The 54 kilometre chrono from Bergerac to Perigueux is the sole time trial on this year’s Tour route, but coming as it does on the fourth Saturday of the race, relatively few riders have dared to tempt fate by performing a reconnaissance ahead of time.
"I haven’t seen the course either, so that makes it quite difficult but I’ll take a look at it in the morning," said Durbridge, who finished a fine 6th in the equally long but significantly hillier time trial to Saltara during his grand tour debut at last year’s Giro d’Italia.
Tony Martin (Omega Pharma-QuickStep) is the obvious favourite for stage victory, but on paper, Durbridge is one of the strongest time triallists remaining in the race. He is aware, however, that after three long weeks of racing, a time trial takes on a different dynamic. Natural aptitude can often be trumped by those with high energy levels.
"I’m just going to have a go, but there have been 20 stages already," Durbridge said. "All you’ve got to do is go out there and suffer like a dog. That could be top 50 or that could be top 5. I’m going to go out there and give it everything. I’m going to give it a good red-hot crack, but it’s hard for me to predict my position or where I’m going to come."
Giro versus Tour
Durbridge can hardly be said to have enjoyed an ideal build-up to his Tour debut. After helping to power Orica-GreenEdge to victory in the opening team time trial at the Giro d’Italia in Belfast, he sustained a broken collarbone when he crashed out of the race on the eve of the Barolo time trial.
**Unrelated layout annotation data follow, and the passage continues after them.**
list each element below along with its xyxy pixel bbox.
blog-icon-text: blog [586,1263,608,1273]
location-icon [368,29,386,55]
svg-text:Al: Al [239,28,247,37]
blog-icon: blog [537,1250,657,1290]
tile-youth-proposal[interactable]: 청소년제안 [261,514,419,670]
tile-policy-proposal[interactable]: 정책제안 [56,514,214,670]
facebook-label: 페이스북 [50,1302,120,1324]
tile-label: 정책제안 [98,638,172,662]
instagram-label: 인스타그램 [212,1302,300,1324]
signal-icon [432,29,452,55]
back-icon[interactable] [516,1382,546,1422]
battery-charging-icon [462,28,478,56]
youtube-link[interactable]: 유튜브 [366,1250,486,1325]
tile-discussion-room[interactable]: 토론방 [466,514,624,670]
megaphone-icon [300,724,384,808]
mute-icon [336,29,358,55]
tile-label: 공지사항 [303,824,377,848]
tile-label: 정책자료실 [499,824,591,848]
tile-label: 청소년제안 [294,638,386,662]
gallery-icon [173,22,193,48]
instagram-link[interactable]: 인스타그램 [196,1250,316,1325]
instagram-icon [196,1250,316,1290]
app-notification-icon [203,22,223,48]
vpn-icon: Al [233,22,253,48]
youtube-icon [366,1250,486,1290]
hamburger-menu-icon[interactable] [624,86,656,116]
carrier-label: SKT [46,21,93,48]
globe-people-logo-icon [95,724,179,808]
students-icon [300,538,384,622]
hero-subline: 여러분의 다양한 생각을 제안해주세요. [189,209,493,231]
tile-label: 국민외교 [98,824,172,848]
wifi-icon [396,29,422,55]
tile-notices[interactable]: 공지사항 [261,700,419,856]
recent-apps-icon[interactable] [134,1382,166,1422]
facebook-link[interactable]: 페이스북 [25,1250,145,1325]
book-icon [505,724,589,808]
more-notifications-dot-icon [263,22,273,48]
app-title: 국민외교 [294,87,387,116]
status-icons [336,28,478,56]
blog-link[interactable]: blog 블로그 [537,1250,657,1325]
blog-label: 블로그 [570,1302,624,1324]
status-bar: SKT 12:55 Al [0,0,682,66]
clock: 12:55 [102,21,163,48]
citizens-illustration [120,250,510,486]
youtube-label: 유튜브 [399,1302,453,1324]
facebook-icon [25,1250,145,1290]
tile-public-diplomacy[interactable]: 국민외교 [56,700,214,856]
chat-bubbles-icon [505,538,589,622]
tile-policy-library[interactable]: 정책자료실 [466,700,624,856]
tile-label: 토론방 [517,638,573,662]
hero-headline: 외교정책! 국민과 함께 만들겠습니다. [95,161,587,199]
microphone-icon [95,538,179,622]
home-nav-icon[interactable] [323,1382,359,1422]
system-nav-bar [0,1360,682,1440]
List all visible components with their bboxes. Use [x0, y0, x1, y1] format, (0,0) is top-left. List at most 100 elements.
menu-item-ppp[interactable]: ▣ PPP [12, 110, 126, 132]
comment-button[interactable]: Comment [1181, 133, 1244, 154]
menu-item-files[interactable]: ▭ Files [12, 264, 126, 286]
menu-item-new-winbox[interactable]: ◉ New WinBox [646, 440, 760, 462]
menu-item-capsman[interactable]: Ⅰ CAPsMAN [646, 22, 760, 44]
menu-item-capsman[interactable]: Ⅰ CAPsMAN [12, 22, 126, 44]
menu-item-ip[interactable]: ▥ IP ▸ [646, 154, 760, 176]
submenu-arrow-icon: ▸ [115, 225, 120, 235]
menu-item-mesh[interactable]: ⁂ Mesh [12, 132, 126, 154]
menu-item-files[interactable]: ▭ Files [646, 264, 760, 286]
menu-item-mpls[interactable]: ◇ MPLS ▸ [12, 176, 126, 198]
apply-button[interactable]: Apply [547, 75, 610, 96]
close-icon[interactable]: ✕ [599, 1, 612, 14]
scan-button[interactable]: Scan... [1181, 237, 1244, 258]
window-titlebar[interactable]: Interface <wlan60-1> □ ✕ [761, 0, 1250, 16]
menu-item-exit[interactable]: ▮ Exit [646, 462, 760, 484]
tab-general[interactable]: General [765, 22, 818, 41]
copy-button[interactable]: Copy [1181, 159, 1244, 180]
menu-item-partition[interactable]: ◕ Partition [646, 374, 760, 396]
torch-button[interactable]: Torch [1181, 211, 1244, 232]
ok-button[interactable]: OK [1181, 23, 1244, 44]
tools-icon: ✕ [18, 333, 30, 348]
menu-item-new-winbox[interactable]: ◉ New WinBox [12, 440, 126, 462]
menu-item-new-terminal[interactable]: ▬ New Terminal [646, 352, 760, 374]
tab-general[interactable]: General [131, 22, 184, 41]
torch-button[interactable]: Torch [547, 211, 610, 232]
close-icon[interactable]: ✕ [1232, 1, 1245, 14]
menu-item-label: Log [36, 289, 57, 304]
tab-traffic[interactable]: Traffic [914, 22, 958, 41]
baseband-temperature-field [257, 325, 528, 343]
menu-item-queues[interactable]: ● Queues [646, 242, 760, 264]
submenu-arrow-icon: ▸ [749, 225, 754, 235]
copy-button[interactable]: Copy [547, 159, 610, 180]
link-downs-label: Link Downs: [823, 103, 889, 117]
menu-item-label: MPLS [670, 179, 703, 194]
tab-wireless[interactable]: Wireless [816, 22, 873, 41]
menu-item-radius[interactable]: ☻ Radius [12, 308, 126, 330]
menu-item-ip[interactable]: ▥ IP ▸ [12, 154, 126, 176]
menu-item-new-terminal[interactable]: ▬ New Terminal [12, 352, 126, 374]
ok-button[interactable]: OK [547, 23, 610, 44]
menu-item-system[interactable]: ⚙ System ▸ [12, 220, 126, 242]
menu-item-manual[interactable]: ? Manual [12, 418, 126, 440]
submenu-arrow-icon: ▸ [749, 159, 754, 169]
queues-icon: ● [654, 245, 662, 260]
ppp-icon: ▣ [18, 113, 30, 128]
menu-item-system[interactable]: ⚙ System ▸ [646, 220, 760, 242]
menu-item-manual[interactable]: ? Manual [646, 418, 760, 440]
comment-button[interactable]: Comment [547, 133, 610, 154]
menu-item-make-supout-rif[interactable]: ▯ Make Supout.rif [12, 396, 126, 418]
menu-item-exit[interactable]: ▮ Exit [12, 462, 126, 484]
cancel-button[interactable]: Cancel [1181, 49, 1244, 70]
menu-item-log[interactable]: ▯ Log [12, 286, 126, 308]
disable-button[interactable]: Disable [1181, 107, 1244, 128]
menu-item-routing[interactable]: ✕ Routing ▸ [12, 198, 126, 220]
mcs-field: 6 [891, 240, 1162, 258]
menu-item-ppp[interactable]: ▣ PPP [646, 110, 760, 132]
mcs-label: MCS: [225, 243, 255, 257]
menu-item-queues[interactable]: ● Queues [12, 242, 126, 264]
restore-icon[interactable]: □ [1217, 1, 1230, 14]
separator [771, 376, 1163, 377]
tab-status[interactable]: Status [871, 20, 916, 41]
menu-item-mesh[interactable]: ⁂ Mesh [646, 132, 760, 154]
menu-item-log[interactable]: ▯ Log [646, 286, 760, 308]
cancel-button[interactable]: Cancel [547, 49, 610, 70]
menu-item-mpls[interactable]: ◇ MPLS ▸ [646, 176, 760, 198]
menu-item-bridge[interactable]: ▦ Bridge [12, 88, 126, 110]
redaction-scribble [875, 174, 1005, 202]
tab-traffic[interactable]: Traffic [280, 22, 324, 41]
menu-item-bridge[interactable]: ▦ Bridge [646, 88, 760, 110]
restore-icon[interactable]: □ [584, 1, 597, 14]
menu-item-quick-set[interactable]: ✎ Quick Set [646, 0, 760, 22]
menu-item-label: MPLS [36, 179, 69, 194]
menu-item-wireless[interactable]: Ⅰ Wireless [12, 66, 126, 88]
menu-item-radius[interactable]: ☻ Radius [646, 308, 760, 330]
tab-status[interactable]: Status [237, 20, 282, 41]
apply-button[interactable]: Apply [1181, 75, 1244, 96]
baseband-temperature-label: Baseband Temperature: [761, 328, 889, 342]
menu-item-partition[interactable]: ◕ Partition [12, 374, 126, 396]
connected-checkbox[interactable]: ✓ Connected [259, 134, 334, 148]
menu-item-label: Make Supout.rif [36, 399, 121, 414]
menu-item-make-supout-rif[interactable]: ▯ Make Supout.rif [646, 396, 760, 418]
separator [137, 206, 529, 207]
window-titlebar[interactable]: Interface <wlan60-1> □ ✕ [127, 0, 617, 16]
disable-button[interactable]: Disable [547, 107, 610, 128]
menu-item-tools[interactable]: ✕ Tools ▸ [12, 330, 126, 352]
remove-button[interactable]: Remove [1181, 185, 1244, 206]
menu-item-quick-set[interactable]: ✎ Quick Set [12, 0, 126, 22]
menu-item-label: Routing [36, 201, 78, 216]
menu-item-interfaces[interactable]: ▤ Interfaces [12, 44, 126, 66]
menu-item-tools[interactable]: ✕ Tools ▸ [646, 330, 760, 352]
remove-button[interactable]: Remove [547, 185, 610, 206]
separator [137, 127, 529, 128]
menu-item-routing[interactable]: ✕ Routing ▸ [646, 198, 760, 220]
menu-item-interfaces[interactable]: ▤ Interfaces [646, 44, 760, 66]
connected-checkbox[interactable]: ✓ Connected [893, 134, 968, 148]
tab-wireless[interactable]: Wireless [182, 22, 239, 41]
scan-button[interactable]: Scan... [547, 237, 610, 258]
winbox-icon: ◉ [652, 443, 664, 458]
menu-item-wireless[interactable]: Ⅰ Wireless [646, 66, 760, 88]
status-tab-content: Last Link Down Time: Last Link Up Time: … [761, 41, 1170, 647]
"I had to get straight into training straight after the Giro: I got straight on the home trainer four days after breaking my collarbone so I didn’t lose too much," Durbridge said. "The prospect of doing my first Tour de France was all the motivation I needed."
Durbridge has made it through the three weeks of his debut Tour without ever feeling that he might not reach Paris. The difficulty of the race, to his mind, is a more constant one; the physical and mental toils of the race are simply unyielding.
"I probably haven’t really had a bad, bad day where I thought this might be the end, but I guess every day has just been relentless," Durbridge said. "It hasn’t stopped to be honest. You think one day you might get an easy day but then one team goes to the front and start riding and all of a sudden you’re going warp speed again and it’s bloody hard. Every day, I’ve thought ‘today might not be so bad’ it’s been terrible."
And therein lies the big difference between the Tour and the Giro.
"You don’t get easy days at the Giro but you definitely get huge lulls in the race, when the break goes and you can stop and have a piss," Durbridge said. "But here, I don’t think I’ve stopped and had a piss in the last week."